Even though everyone and their grandmother hates DRM programs like Denuvo and decries their inclusion in games at every opportunity, it’s still technically illegal to remove these programs from video games. Normally I would say you could bet the companies behind DRM will pursue legal action against anyone who removes the programs, but is it really ethical to bet on something that’s already happened?
If you have spent any time searching the Internet for information on removing of programs like Denuvo, otherwise known as “cracking,” you may or may not have heard of REVOLT, possibly in hushed whispers or in all caps. REVOLT is a hacker group dedicated to cracking DRM programs, and its leader, a man only known by the name “Voksi,” has led the charge against Denuvo. Voksi has been behind many a claim that DRM slows down computers, as well as many more a DRM-free version of PC games. In other words, Voksi is as much a champion of PC gaming consumers as he is a scallywagging pirate. Quite recently, REVOLT’s website shut down, leading to confusion in the hacker community. In most situations, the cause would have been the result of a server error, a domain dispute, or, in an ironic twist for a hacker group, a DDOS attack. But this was a special case. According to a recent Reddit post by Voksi himself, the the site went down because he was arrested.

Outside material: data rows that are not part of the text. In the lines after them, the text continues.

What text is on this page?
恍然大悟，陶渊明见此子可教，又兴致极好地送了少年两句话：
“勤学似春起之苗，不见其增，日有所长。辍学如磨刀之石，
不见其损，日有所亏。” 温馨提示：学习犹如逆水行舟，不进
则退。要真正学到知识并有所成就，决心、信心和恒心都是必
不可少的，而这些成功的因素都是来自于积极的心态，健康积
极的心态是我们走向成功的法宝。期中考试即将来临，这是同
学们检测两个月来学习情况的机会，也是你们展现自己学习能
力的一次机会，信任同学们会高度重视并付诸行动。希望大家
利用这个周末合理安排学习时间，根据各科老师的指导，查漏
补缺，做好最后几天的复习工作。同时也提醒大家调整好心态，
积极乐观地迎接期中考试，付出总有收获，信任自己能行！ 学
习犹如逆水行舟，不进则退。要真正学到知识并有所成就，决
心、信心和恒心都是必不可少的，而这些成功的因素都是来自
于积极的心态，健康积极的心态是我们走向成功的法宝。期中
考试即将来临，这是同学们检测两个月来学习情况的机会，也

Well, stating Voksi was arrested is a bit of an oversimplification. The company behind Denuvo, also called Denuvo confusingly enough, filed charges against him, and the police came to his house, seized both his server and personal computers, and according to a statement received by Kotaku, arrested Voksi. “I can’t say it wasn’t expected,” explains Voksi. He later visited the police to explain himself (no word on if he recovered any of his seized assets), but he is still in good spirits, all things considered. While Voksi wants to end this whole ordeal on good terms with Denuvo (or as good terms as possible given their history), he admits this is the end for him in the Denuvo-cracking business. Or, at least it is the end for him on the front lines.
“I did what I did for you guys and of course because bloated software in our games shouldn’t be allowed at all,” proclaims Voksi. “Maybe someone else can continue my fight.”
Voksi clearly has no regrets. He believes he’s in the right, and plenty of PC gamers agree with him. Voksi closes out his Reddit post with an open call to anyone who wants to aid him in his fight, be it like-minded individuals or lawyers. Especially lawyers. Maybe Voksi wants people to help defend him in the case Denuvo is building against him, or maybe he wants to continue his eternal crusade against bloatware through more legal means.
While sites such as Kotaku have reached out to Voksi, he has so far declined to reply. Only time will tell if Denuvo stops with Voksi or if the company will crack down on other Denuvo crackers.